The arrest and detention of Alhaji King Babatunde Ayinla Nurudeen Olasunkanmi Omidina, aka Baba Suwe, on October 12 2011, has continued to generate headlines. The National Drug Law Enforcement Agency (NDLEA) arrested Baba Suwe, who was on his way to Paris, after its scanner at the Ikeja airport allegedly showed that the popular Yoruba actor had ingested a large quantity of a substance suspected to be narcotics. Though Baba Suwe is said to have defecated several times since his arrest, he has reportedly not excreted any hard drugs. NDLEA said it remained convinced that Baba Suwe would eventually do so. An Ikeja High Court has ordered that Baba Suwe must be released on November 4 2011 if no drug is found in his body.
The Baba Suwe saga is a clear demonstration of how an issue that would, in other climes, be simple and straightforward, could become extremely complicated, even intractable, when it interfaces with what is often called the ‘Nigerian factor’. Both Baba Suwe and the NDLEA have questions to answer: For Baba Suwe, how come the scanning machine, whose reliability appeared to have been established beyond doubt over the years, found traces of substances suspected to be hard drugs in his stomach? Is it true that another scanner at the Lagos State University Teaching Hospital confirmed that substances suspected to be hard drugs were actually lodged in the actor’s stomach?

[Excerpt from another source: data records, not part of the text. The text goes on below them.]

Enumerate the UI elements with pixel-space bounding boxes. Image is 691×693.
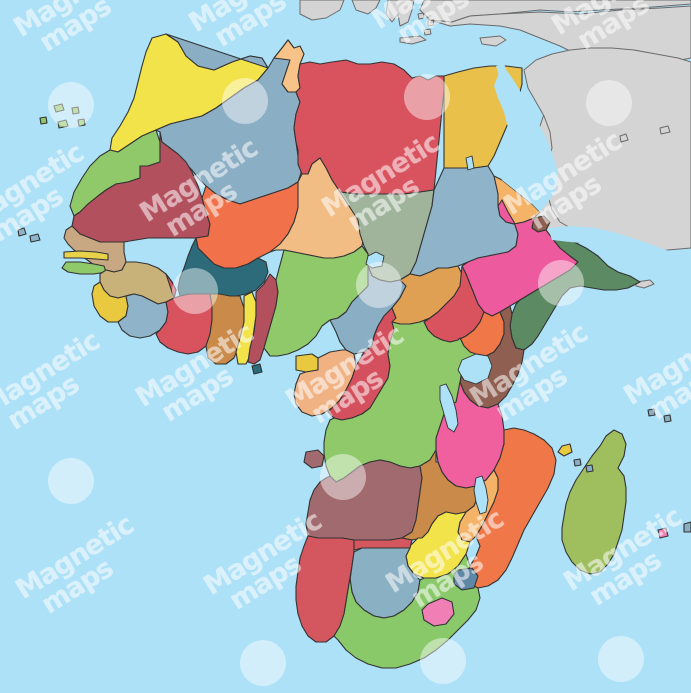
region-aegean-islands [417, 10, 443, 36]
region-seychelles [647, 408, 672, 423]
region-gambia [63, 250, 109, 261]
region-mauritius [657, 527, 669, 539]
lake-chad [365, 251, 385, 269]
region-mozambique [465, 427, 557, 589]
region-crete [399, 35, 427, 45]
region-europe-balkans [351, 0, 381, 15]
region-sao-tome [251, 363, 263, 375]
region-comoros [557, 443, 573, 457]
lake-malawi [473, 475, 489, 515]
red-sea [494, 70, 558, 212]
lake-nasser [465, 155, 475, 171]
region-ghana [205, 293, 245, 365]
region-comoros-small [573, 458, 594, 473]
region-equatorial-guinea [295, 353, 319, 373]
non-africa-landmass [299, 0, 691, 289]
africa-landmass [17, 33, 691, 669]
region-madagascar [561, 429, 627, 575]
region-reunion [683, 521, 691, 533]
region-lesotho [421, 597, 455, 627]
region-canary-islands [39, 103, 86, 129]
region-cyprus [479, 35, 507, 47]
region-iberia [299, 0, 345, 21]
region-burkina-faso [177, 237, 269, 297]
region-eswatini [453, 567, 479, 591]
lake-victoria [457, 353, 493, 385]
region-cabinda-enclave [303, 449, 325, 469]
lakes-layer [365, 155, 493, 515]
region-gulf-islands [619, 125, 671, 143]
region-south-africa [333, 553, 481, 669]
region-guinea-bissau [61, 261, 107, 275]
lake-tanganyika [439, 383, 459, 433]
suez-canal [496, 64, 508, 78]
region-cape-verde [17, 227, 41, 243]
region-somalia [509, 237, 641, 351]
region-gabon [293, 349, 357, 417]
gulf-of-aden [548, 226, 691, 272]
region-greece [385, 0, 415, 27]
red-sea-layer [494, 64, 691, 272]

Is it true, as claimed by NDLEA and confirmed by the Vanguard of October 26 2011, that the anti-narcotics agency’s offer for the comedian to be released to his family and lawyers for an independent scanning was not taken up? And for the NDLEA, is there really no other way in this modern age to prove that a substance suspected to be hard drugs was lodged in the actor’s stomach than to wait for him for over two weeks to excrete it out? How would a similar case have been resolved in say the United Kingdom or the USA?

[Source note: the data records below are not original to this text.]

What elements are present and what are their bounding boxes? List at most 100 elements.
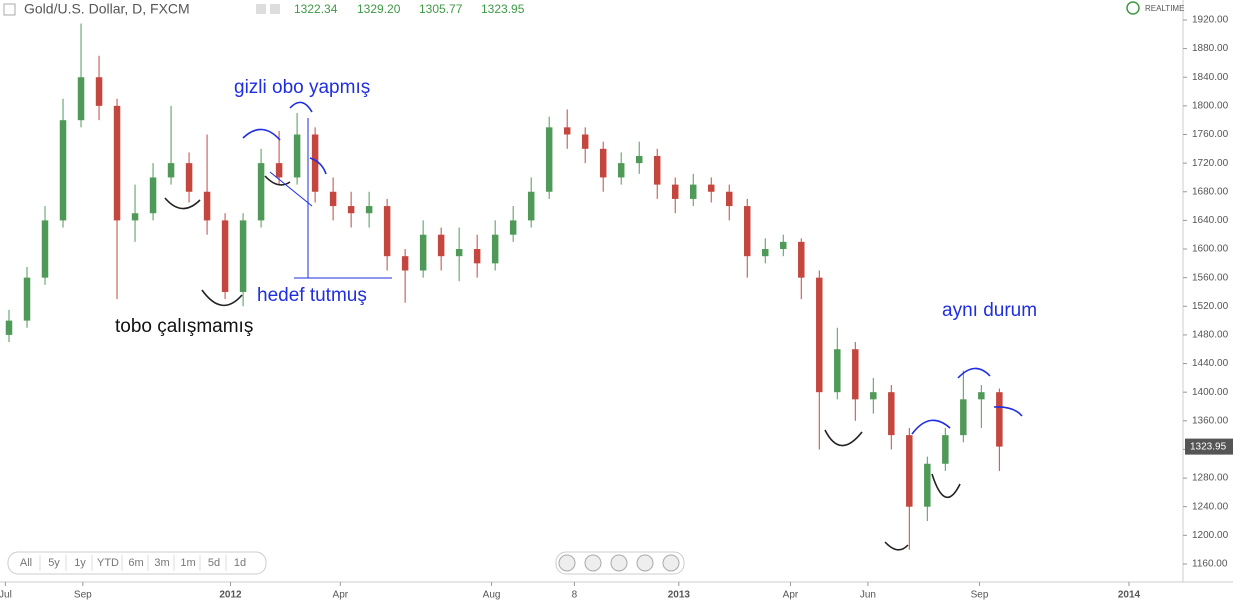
range-button[interactable]: 1m — [180, 557, 195, 569]
candle-body — [293, 134, 301, 178]
candle-body — [275, 163, 283, 178]
candle-body — [59, 120, 67, 221]
y-tick-label: 1360.00 — [1192, 415, 1229, 426]
candle-body — [95, 77, 103, 106]
x-tick-label: Apr — [333, 590, 349, 601]
candle-body — [563, 127, 571, 135]
candle-body — [599, 148, 607, 178]
chart-title: Gold/U.S. Dollar, D, FXCM — [24, 1, 190, 17]
y-tick-label: 1280.00 — [1192, 473, 1229, 484]
candle-body — [689, 184, 697, 199]
candle-body — [77, 77, 85, 121]
x-tick-label: Apr — [783, 590, 799, 601]
y-tick-label: 1680.00 — [1192, 186, 1229, 197]
candle-body — [942, 435, 949, 464]
candle-body — [491, 234, 499, 264]
scroll-right[interactable] — [662, 554, 680, 572]
x-tick-label: 2012 — [219, 590, 242, 601]
y-tick-label: 1160.00 — [1192, 559, 1228, 570]
candle-body — [671, 184, 679, 199]
candle-body — [221, 220, 229, 292]
annotation: gizli obo yapmış — [234, 77, 370, 98]
range-buttons: All 5y 1y YTD 6m 3m 1m 5d 1d — [7, 551, 267, 575]
x-tick-label: Sep — [74, 590, 92, 601]
candle-body — [257, 163, 265, 221]
reset[interactable] — [610, 554, 628, 572]
arc — [309, 157, 327, 175]
range-button[interactable]: YTD — [97, 557, 119, 569]
y-tick-label: 1480.00 — [1192, 330, 1229, 341]
arc — [931, 473, 961, 498]
range-button[interactable]: 5y — [48, 557, 60, 569]
y-tick-label: 1840.00 — [1192, 72, 1229, 83]
candle-body — [906, 435, 913, 507]
range-button[interactable]: 1y — [74, 557, 86, 569]
candle-body — [780, 241, 787, 250]
annotation: aynı durum — [942, 300, 1037, 321]
x-tick-label: 8 — [572, 590, 578, 601]
candle-body — [545, 127, 553, 192]
candle-body — [311, 134, 319, 192]
annotation: hedef tutmuş — [257, 285, 367, 306]
settings-icon[interactable] — [256, 4, 266, 14]
range-button[interactable]: 3m — [154, 557, 169, 569]
candle-body — [455, 249, 463, 257]
hide-icon[interactable] — [270, 4, 280, 14]
zoom-out[interactable] — [584, 554, 602, 572]
candle-body — [834, 349, 841, 393]
candle-body — [527, 191, 535, 221]
candle-body — [798, 241, 805, 278]
drawings — [164, 101, 1023, 551]
y-tick-label: 1560.00 — [1192, 272, 1229, 283]
zoom-in[interactable] — [636, 554, 654, 572]
candle-body — [996, 392, 1003, 447]
x-tick-label: 2014 — [1118, 590, 1141, 601]
candle-body — [185, 163, 193, 192]
quote-close: 1323.95 — [481, 2, 525, 16]
scroll-left[interactable] — [558, 554, 576, 572]
candle-body — [473, 249, 481, 264]
candle-body — [978, 392, 985, 400]
candle-body — [726, 191, 733, 207]
nav-buttons — [555, 551, 685, 575]
candle-body — [383, 206, 391, 257]
candle-body — [149, 177, 157, 214]
candle-body — [419, 234, 427, 271]
candle-body — [437, 234, 445, 257]
last-price-box — [1185, 438, 1233, 455]
candle-body — [509, 220, 517, 235]
quote-low: 1305.77 — [419, 2, 463, 16]
y-tick-label: 1720.00 — [1192, 158, 1229, 169]
arc — [164, 197, 201, 210]
range-button[interactable]: 6m — [128, 557, 143, 569]
last-price-label: 1323.95 — [1190, 441, 1227, 452]
x-tick-label: Jul — [0, 590, 12, 601]
candles — [5, 23, 1003, 550]
arc — [957, 367, 991, 379]
arc — [289, 101, 313, 113]
candle-body — [888, 392, 895, 436]
candle-body — [365, 206, 373, 214]
range-button[interactable]: 5d — [208, 557, 220, 569]
candle-body — [23, 277, 31, 321]
range-button[interactable]: 1d — [234, 557, 246, 569]
range-button[interactable]: All — [20, 557, 32, 569]
candle-body — [347, 206, 355, 214]
candle-body — [816, 277, 823, 393]
candle-body — [239, 220, 247, 292]
arc — [201, 289, 243, 307]
quote-high: 1329.20 — [357, 2, 401, 16]
candle-body — [852, 349, 859, 400]
candle-body — [131, 213, 139, 221]
realtime-icon — [1126, 1, 1140, 15]
add-icon[interactable] — [3, 3, 16, 16]
y-tick-label: 1880.00 — [1192, 43, 1229, 54]
candle-body — [5, 320, 13, 335]
candle-body — [870, 392, 877, 400]
y-tick-label: 1200.00 — [1192, 530, 1229, 541]
arc — [993, 406, 1023, 417]
x-tick-label: Jun — [860, 590, 876, 601]
candle-body — [924, 463, 931, 507]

The tales surrounding the arrest and detention of Baba Suwe confirm what we already know about Nigerians – that we may lack everything but never a fertile imagination. Nigerians, no matter their vocations and stations in life, seem to have ready explanations for any issue – be it nuclear physics, landing in the moon or why Okada riders do not want to wear helmets. Problem is that some of these opinions, usually presented as facts obtained from authoritative sources, when repeated often enough through the grapevines and occasionally in the broadsheets, begin to sound like truth, or at best make the search for the truth more arduous. In the Baba Suwe saga there are those who swear that the actor had since defecated out the hard drugs but had bribed his way out of trouble. Others swear that he had used a powerful juju to hide the drug in his system. Yet others allege that he was a victim of a frame-up gone awry, and that the NDLEA is bidding an opportune moment to plant hard drugs it will claim was excreted by the actor. An additional twist was added to the competing tales when an online weblog (saharareporters.com) reported that Dr. Subhash Vijayvargiya, the consultant radiologist at the Lagos State University Teaching Hospital who carried out the CT-scan for NDLEA, is an ex-convict in India who was “sentenced to three years in prison and fined 5,000 Rupees in 2007 after Indian authorities found out his centre had no records of any kind regarding existence and maintenance records of ultrasound machine.”
One of the consequences of these tales is that no matter how the saga ends, many people will remain sceptical. ThisDay’s editorial of October 24 2011 captured the cynicism that will certainly accompany whichever way the saga ends: “If at the end of this show of shame, NDLEA comes forward with some substances allegedly excreted by Baba Suwe, we will recommend a second opinion. Indeed a DNA test should be conducted to confirm that whatever the NDLEA brings forth actually came from inside Baba Suwe as it is most likely that some unscrupulous, overzealous Agency officials in a face-saving move could ‘manufacture’ evidence to prove their case.”
Another issue that the Baba Suwe saga revealed is that while in most parts of the world, the State increases its legitimacy any time it punishes members of the elite or high profile individuals like Baba Suwe, the same rule may not apply in Nigeria. In fact, in a polarised, multi-ethnic and low trust society like ours, while everyone agrees that the State should be firm, any attempt by the State to be as firm as theoretically demanded by the citizens paradoxically increases the suspicion with which it is viewed by some people. This means in essence that some of the incompetence we see in public officials may be deliberate ‘self-censorship’ as doing their jobs as they ought to may have unpalatable consequences for them.